Pétrole: conférence décisive des pays producteurs

Au chevet d’un marché dévasté

Les principaux pays producteurs de pétrole, ceux de l’Opep en tête, se retrouvent jeudi par écrans interposés pour tenter de s’accorder sur des baisses de production afin de soutenir les prix qui se sont effondrés avec la pandémie de Covid-19.

«Seul espoir pour le marché d’éviter un effondrement total des prix et un arrêt de la production» dans certains sites, cette conférence exceptionnelle prévue à 14H00 GMT s’annonce cruciale, selon Bjornar Tonhaugen, un responsable de Rystad Energy.

La réunion doit ouvrir la voie à un «accord équitable qui rétablira l’équilibre des marchés pétroliers», selon les autorités saoudiennes, organisatrices de la rencontre à la demande du président américain, Donald Trump.

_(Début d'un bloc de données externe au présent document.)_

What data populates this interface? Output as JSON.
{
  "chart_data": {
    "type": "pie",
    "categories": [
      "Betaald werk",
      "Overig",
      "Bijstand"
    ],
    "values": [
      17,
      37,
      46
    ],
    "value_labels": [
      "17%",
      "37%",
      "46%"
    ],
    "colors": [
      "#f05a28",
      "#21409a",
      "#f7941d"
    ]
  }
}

Les membres de l’Organisation des pays exportateurs de pétrole (Opep) et les autres participants, dont leurs partenaires via l’accord Opep+, discuteront d’une réduction massive de la production mondiale de brut, leur arme principale face à la chute de la demande mondiale en or noir.

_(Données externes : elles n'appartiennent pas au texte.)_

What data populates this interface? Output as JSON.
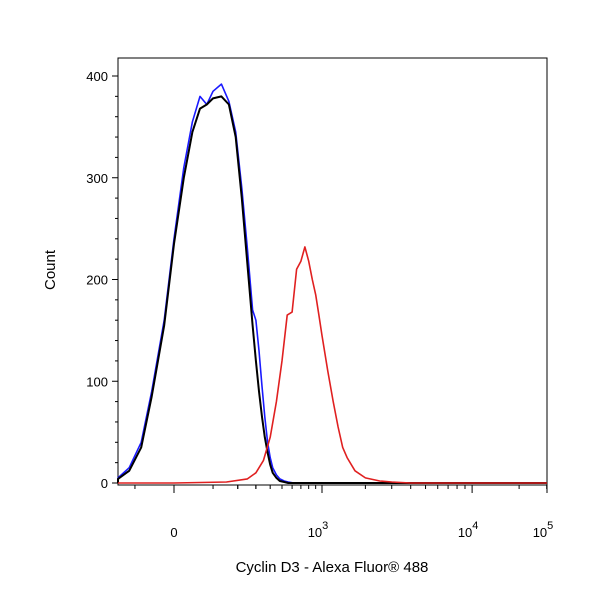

Le marché était déjà en surplus avant le début de la pandémie de coronavirus et les mesures de confinement qui annihilent l’activité économique dans le monde.

L’objectif d’une coupe commune de «10 à 15 millions de barils par jour (mbj)», a été confirmé par le ministre koweïtien du Pétrole Khaled al-Fadhel, cité jeudi par le quotidien koweïtien Al-Rai. Ce volume, évoqué par Donald Trump jeudi dernier, semble faire consensus mais son partage entre pays s’annonce épineux.

La Russie, au coeur de la négociation en tant que deuxième producteur mondial et chef de file des partenaires du cartel, semble cette fois prête à coopérer, contrairement à la précédente réunion début mars qui s’était soldée par un fiasco et avait débouché sur une guerre des prix.

Un porte-parole du ministère de l’Energie russe a ainsi indiqué mercredi à l’agence Tass que Moscou était «prêt à réduire de 1,6 mbj» sa production.

L’Arabie Saoudite et la Russie ont clairement dit qu’elles trancheraient dans leur production «uniquement si d’autres grands producteurs de pétrole les rejoignent», note Bjarne Schieldrop, analyste de Seb.

Les États-Unis, premiers producteurs planétaires, poussent pour un accord afin de redonner de l’air à leur industrie de pétrole de schiste, en grande difficulté aux niveaux de prix actuels.

Alors que les entreprises américaines extrayaient jusqu’à présent à des niveaux record autour de 13 mbj, leur production a amorcé une baisse la semaine dernière et devrait plafonner à 11,8 mbj sur l’année, selon l’Agence américaine d’information sur l’énergie.

De plus, les capacités de stockage de brut, qui arrivent à leurs limites vu l’effondrement actuel de la demande, obligent de facto les pays producteurs à freiner leur production.

Mais «ce n’est pas parce qu’un tel accord est dans l’intérêt de tout le monde qu’il sera forcément trouvé», prévient Craig Erlam, analyste de Oanda.

Contrairement à d’autres, Washington ne peut contraindre les producteurs dans son propre pays car les règles sur la concurrence empêchent les entreprises de se coordonner.

Et les prises de bec entre Ryad et Moscou sont fréquentes, la dernière ce week-end ayant d’ailleurs provoqué le décalage de cette réunion initialement prévue lundi.
La conférence, mise en place dans l’urgence, est exceptionnelle à plus d’un titre.
D’abord, l’invitation a été envoyée largement au-delà du cercle habituel car pas moins de dix pays hors Opep+, dont les Etats-Unis, ont été conviés, selon l’agence russe Tass.

Elle survient ensuite au moment où l’industrie pétrolière mondiale traverse «un choc sans équivalent», selon le constat de l’Agence internationale de l’Énergie.

Les mesures drastiques de restriction des déplacements des marchandises et des personnes pour enrayer la pandémie de Covid-19 à travers le monde devraient conduire à un excédent de brut qui pourrait atteindre 25 mbj au mois d’avril, selon Rystad Energy.

Devant le déficit abyssal de la demande, les cours du Brent européen et du WTI américain ont touché la semaine dernière des niveaux plus vus depuis 2002 et bouclé le pire trimestre de leur histoire, mais ils étaient orientés à la hausse jeudi, signe de l’optimisme des investisseurs sur un accord à venir.

Enfin, crise sanitaire oblige, la conférence se fera à distance et non au siège du cartel à Vienne.

Elle sera par ailleurs suivie le lendemain d’une seconde sur le même thème, cette fois-ci des ministres de l’Energie du G20, toujours à l’initiative de Ryad.